Pediatric COVID-19 hospitalizations continue to rise, doctors urge parents to watch for severe symptoms

YE Reporter's Notebook Virus Outbreak
Posted at 6:49 AM, Jan 13, 2022
and last updated 2022-01-13 08:23:20-05

TAMPA, Fla. — “What’s happening here is we just have such an incredibly large number of cases that we’re starting to see an increase in serious cases in young kids,” said Dr. Jill Roberts, Associate Professor for the University of South Florida College of Public Health.

New hospital admissions for children under 18 with confirmed COVID-19 are at a record level, according to federal data.

“This is a scary indicator. We definitely don’t want to see a lot of kids get into this position where they end up hospitalized with this,” said Roberts.

The omicron variant is so contagious, doctors are seeing a much higher number of children with the virus in this surge.

Health authorities say there have been alarmingly low COVID-19 vaccination rates in children ages 5-11, and that’s also contributing to more serious cases in kids.

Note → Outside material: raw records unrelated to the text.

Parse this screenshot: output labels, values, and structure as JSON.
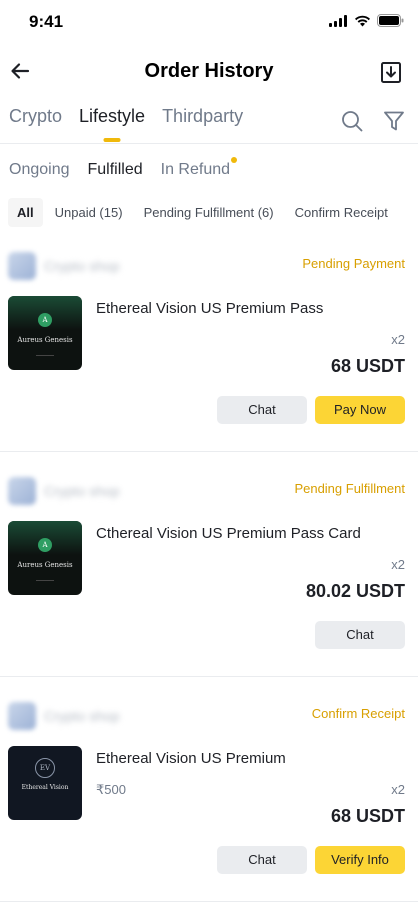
{
  "status_bar": {
    "time": "9:41"
  },
  "nav": {
    "title": "Order History"
  },
  "main_tabs": [
    {
      "label": "Crypto",
      "active": false
    },
    {
      "label": "Lifestyle",
      "active": true
    },
    {
      "label": "Thirdparty",
      "active": false
    }
  ],
  "sub_tabs": [
    {
      "label": "Ongoing",
      "active": false
    },
    {
      "label": "Fulfilled",
      "active": true
    },
    {
      "label": "In Refund",
      "active": false,
      "dot": true
    }
  ],
  "filter_chips": [
    {
      "label": "All",
      "active": true
    },
    {
      "label": "Unpaid (15)",
      "active": false
    },
    {
      "label": "Pending Fulfillment (6)",
      "active": false
    },
    {
      "label": "Confirm Receipt",
      "active": false
    }
  ],
  "orders": [
    {
      "shop_name": "Crypto shop",
      "status": "Pending Payment",
      "image_brand": "Aureus Genesis",
      "image_icon": "A",
      "title": "Ethereal Vision US Premium Pass",
      "price_sub": "",
      "qty": "x2",
      "total": "68 USDT",
      "actions": [
        "Chat",
        "Pay Now"
      ]
    },
    {
      "shop_name": "Crypto shop",
      "status": "Pending Fulfillment",
      "image_brand": "Aureus Genesis",
      "image_icon": "A",
      "title": "Cthereal Vision US Premium Pass Card",
      "price_sub": "",
      "qty": "x2",
      "total": "80.02 USDT",
      "actions": [
        "Chat"
      ]
    },
    {
      "shop_name": "Crypto shop",
      "status": "Confirm Receipt",
      "image_brand": "Ethereal Vision",
      "image_icon": "EV",
      "title": "Ethereal Vision US Premium",
      "price_sub": "₹500",
      "qty": "x2",
      "total": "68 USDT",
      "actions": [
        "Chat",
        "Verify Info"
      ]
    }
  ],
  "colors": {
    "accent": "#fcd535",
    "status": "#d89f00",
    "tab_indicator": "#f0b90b"
  },
  "icons": [
    "back-arrow-icon",
    "download-icon",
    "search-icon",
    "filter-icon",
    "signal-icon",
    "wifi-icon",
    "battery-icon"
  ]
}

Right now only children ages five and older are authorized to get a vaccine.

“I do want to mention that almost all of the kids who are hospitalized are unvaccinated, so they don’t even have the primary one or two doses let alone the actual booster shot. So preventing those hospitalizations is really going to require an aggressive campaign to really get people, young kids to get vaccinated,” said Roberts.

While this is a concerning trend, health officials want parents not to worry.

“In most cases the parent who had a child who has COVID, they don’t have to be concerned about a serious case, and we want to prevent that from happening but most of them won’t be serious.,” said Roberts.

Doctors say you should look out for symptoms like:

  • fever
  • cough
  • upset stomach
  • sore throat
  • breathing issues

“Where you need to worry is when kids start talking about a shortness of breath. When there’s that kind of an issue, that’s when they really need to be evaluated,” said Roberts.